Decreased incidence of pycnotic nuclei in Pkro/o MEFs after exposure to apoptosis-inducing agents. (a–c) Pkr+/+ or (d–f) Pkro/o MEFs were treated with pIC (100 μg/ml) or TNF-α (1.0 ng/ml) as indicated, in the presence of actinomycin D (50 ng/ml) for 16 h. The cells then were stained with 4′,6-diamidino-2-phenylindole (DAPI) to distinguish normal from apoptotic nuclei. Treatment of cells with these inducers in the absence of actinomycin D did not induce any detectable apoptosis (data not shown).
Figure 2.
Dose responses of Pkr+/+ and Pkro/o MEFs to apoptosis-inducing agents. The viability of Pkr+/+ and Pkro/o MEFs was measured after exposure to the indicated concentrations of pIC (a), TNF-α (b), or LPS (c) in the presence of actinomycin D (50 ng/ml). Cell viability was determined by trypan blue dye exclusion after 24 h of treatment and is expressed as the percentage of viable cells relative to the control cultures treated with actinomycin D alone. Each data point represents the mean of three independent experiments with SD shown. (d) Sensitivity to increasing concentrations of actinomycin D is similar between Pkr+/+ and Pkro/o MEFs. (e) Pkr+/+ and Pkro/o MEFs show similar sensitivities to the DNA-damaging agents, etoposide (5 μM) and 5-fluorouracil (25 μM). Cell viability was measured 48 h after treatment with these agents.

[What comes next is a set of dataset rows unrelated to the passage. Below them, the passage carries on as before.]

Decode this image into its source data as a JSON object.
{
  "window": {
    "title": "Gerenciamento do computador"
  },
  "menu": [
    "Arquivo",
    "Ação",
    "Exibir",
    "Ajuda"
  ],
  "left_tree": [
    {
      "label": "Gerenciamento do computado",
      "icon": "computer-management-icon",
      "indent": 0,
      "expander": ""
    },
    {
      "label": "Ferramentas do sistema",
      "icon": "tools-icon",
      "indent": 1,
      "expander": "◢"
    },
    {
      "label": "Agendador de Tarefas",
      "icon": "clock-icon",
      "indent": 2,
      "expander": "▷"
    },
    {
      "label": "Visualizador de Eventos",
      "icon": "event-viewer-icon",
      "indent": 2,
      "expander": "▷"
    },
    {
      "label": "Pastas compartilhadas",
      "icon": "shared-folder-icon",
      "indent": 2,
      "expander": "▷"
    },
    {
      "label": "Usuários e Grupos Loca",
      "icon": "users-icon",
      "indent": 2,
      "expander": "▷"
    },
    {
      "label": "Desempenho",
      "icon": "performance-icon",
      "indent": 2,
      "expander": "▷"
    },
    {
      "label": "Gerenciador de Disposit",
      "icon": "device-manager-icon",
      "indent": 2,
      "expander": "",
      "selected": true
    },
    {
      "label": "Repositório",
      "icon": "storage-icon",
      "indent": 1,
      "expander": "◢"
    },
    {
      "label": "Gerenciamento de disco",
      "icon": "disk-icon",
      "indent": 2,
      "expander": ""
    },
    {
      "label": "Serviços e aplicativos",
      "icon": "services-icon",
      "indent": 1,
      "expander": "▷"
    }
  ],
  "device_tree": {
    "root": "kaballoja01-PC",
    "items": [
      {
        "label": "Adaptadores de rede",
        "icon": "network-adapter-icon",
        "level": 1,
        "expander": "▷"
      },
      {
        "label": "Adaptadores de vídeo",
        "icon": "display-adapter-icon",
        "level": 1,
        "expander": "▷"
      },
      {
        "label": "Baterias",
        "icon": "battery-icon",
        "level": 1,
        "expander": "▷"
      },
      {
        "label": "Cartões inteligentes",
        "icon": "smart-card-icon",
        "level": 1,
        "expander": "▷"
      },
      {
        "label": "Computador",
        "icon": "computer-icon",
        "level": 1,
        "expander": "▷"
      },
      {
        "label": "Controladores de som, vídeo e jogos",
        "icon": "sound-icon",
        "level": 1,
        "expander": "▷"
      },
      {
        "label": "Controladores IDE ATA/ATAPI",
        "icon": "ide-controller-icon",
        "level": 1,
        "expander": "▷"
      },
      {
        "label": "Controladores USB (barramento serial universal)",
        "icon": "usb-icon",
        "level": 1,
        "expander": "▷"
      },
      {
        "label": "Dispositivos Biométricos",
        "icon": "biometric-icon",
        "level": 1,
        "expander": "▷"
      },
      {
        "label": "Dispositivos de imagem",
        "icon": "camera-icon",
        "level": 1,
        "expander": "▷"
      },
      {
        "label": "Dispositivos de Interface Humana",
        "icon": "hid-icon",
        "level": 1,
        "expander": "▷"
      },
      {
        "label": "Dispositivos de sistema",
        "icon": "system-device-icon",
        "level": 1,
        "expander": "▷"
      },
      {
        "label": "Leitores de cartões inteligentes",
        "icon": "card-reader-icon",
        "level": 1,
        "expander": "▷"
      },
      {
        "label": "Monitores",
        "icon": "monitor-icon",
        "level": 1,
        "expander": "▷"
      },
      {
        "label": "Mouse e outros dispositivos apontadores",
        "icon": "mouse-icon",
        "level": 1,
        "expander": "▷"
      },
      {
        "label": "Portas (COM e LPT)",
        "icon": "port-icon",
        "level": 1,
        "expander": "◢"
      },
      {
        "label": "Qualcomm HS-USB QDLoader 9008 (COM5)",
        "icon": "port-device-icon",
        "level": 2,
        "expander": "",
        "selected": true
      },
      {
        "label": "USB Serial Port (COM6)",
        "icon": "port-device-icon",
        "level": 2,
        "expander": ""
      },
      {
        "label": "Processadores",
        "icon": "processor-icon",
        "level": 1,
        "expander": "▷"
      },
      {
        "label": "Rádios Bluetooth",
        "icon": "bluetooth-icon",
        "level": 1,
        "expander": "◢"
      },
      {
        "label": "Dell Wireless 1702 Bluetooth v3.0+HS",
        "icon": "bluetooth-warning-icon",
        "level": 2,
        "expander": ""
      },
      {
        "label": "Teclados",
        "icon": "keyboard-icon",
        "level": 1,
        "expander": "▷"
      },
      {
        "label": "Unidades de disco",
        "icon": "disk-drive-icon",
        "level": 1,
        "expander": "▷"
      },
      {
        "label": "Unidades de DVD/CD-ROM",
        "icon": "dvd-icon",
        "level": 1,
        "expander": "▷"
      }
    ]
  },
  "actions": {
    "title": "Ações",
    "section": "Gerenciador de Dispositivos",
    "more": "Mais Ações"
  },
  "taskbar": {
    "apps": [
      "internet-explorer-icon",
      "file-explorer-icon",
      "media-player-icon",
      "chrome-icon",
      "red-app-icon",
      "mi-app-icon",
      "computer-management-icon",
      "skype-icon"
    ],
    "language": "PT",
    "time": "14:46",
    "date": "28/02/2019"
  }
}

Deficient IRF-1 DNA-Binding Activity in Pkro/o MEFs.
To investigate the mechanisms underlying PKR-mediated apoptosis, we examined the activation of IRF-1 in Pkro/o MEFs. IRF-1 can mediate transcriptional activity via specific cis-acting elements resident in the promoters of IFN and IFN-stimulated genes, although it is not essential for these processes (19–21). Homozygous deletion of Irf-1 results in permissiveness for transformation by c-Ha-ras in MEFs, and these transformed cells also exhibit resistance to apoptosis (22). To examine whether PKR may be implicated in IRF-1-mediated activities, electrophoretic mobility shift assays were performed with the multimerized hexamer probe, (AAGTGA)4, originally used to clone Irf-1 (named C1; ref. 23). Treatment of Pkr+/+ MEFs with pIC, TNF-α, or LPS induced IRF-1 binding activity, which was otherwise undetectable in untreated cells (Fig. 3a). In contrast, IRF-1 activation was impaired in Pkro/o cells treated with these same inducers. Comparable levels of constitutive IRF-2 binding activity was detectable in both Pkr+/+ and Pkro/o cells, and these levels were not modulated by any of the above inducers. These complexes were identified as IRF-1 and IRF-2 by using antibodies that specifically abolished the DNA-binding ability of each protein (Fig. 3a, lanes 9 and 10). Identical results were observed using an interferon-stimulated response element probe, which also binds IRF-1 and IRF-2 (data not shown). The lack of IRF-1 activation in Pkro/o cells by TNF-α or LPS does not reflect a global unresponsiveness to these inducers, because both were able to induce NF-κB activation in either cell type (Fig. 3b and ref. 9). These results are also consistent with recent studies indicating that NF-κB activation by TNF-α is not required for apoptosis and that a distinct signaling pathway mediates TNF-α-induced apoptosis (24). Finally, IRF-1 protein levels, as detected by Western blot analyses, are similar in Pkr+/+ and Pkro/o cells (Fig. 3c), suggesting that posttranslational mechanisms involving PKR likely regulate the activation of IRF-1.
Figure 3.
Detection of IRF-1 and NF-κB binding activities. Pkr+/+ or Pkro/o MEFs were stimulated with the indicated inducers for 4 h. Whole cell extracts were prepared and analyzed by electrophoretic mobility shift assay using (a) the C1 hexamer probe to detect IRF activation or (b) the PRDII probe to detect NF-κB activation. Arrows designate those complexes and a nonspecific complex (NS). (c) IRF-1 protein levels were detected by Western blot analyses.
Induction of Fas mRNA Is Deficient in Pkro/o MEFs.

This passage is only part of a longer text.